Ok, so this is a post about me, even though I'm talking about what other people do, I guess at the end of the day it us as individuals that control how we feel.

I have ministry friends on Facebook and Twitter, this is mostly good.  I see what they're thinking, feeling, doing, seeing God do, struggling with etc.  However... sometimes its not a good thing.  For me at least anyway.  Some times all i see is awesomeness.  Their ministry is just awesome.  The most awesome things are happening... thanks to God and on and on it goes in and almost endless assault on my twitter and facebook feeds.  Now this is not bad.  It's good that things are going well, but there seems to be something about it that just makes me feel sad.  How come everything I do isn't awesome?  How come sometimes I think hard, work hard, pray hard and God doesn't seem to do anything awesome or out of the ordinary?  Do i need to pray more perhaps?  Or get a better outlook on life?  Why are you God's special instrument of awesomness and I am his instrument of sort of normal sometimes great, sometimes awesome,  but mostly normal, averageness?

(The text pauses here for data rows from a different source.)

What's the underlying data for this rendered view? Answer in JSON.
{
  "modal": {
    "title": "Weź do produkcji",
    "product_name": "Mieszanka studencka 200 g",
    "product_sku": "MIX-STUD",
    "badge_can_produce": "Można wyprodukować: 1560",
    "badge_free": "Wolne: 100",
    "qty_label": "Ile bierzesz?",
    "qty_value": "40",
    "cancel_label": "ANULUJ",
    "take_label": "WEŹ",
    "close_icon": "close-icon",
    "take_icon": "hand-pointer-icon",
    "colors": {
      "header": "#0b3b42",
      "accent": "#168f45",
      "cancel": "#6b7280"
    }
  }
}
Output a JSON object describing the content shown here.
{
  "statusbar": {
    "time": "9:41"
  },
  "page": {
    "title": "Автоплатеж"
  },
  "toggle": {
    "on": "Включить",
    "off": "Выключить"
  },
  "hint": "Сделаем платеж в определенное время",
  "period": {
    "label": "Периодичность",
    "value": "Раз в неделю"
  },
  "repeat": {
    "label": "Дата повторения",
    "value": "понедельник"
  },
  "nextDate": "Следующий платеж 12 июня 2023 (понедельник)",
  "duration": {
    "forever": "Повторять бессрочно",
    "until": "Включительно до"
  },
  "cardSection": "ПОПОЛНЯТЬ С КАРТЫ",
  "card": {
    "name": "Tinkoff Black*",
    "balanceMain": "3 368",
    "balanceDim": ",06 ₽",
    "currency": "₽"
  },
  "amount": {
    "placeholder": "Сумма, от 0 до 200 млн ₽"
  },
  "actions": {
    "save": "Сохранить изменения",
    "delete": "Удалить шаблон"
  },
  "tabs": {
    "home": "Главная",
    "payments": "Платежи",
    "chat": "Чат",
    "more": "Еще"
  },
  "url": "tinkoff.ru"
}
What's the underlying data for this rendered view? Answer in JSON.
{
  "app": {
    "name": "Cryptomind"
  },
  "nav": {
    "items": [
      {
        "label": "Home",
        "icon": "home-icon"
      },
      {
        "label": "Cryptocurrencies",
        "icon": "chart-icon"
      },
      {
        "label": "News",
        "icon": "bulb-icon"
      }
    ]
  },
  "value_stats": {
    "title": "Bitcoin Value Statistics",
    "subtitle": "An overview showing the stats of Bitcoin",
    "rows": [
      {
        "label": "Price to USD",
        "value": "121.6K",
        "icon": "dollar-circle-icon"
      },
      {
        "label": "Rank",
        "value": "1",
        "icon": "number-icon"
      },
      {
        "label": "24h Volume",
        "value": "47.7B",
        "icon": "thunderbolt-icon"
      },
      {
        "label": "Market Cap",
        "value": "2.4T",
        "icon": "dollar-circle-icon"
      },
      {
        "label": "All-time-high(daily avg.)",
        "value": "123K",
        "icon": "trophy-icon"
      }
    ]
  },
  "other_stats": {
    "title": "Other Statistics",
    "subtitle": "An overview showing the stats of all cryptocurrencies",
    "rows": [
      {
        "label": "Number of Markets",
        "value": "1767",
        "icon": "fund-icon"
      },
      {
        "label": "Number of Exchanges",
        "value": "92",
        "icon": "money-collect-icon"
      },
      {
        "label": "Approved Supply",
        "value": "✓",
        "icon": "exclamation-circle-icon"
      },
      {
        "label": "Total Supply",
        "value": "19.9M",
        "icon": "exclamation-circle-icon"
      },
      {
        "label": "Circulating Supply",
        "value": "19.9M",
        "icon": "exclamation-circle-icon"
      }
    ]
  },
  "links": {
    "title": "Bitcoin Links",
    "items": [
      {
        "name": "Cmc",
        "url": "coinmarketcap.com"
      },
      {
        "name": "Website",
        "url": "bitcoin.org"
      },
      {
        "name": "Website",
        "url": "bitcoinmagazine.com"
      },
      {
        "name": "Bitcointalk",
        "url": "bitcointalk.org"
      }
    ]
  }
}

I guess my point is that not everything we think is encouraging is actually encouraging.  'Success' is encouraging but so is joyfully slogging it out when God is doing nothing particularly 'awesome'.  If you're prone to constantly posting how awesome you are.  Or how awesome your ministry is then maybe you need to temper it with some reality?  Tell me about the time something mega un-awesome happened and ask me to pray for you!  Alternatively, if you find yourself reacting to the constant barrage of awesomeness like me, then like me, perhaps you need to turn your jealous reaction to praise of God for what he's doing.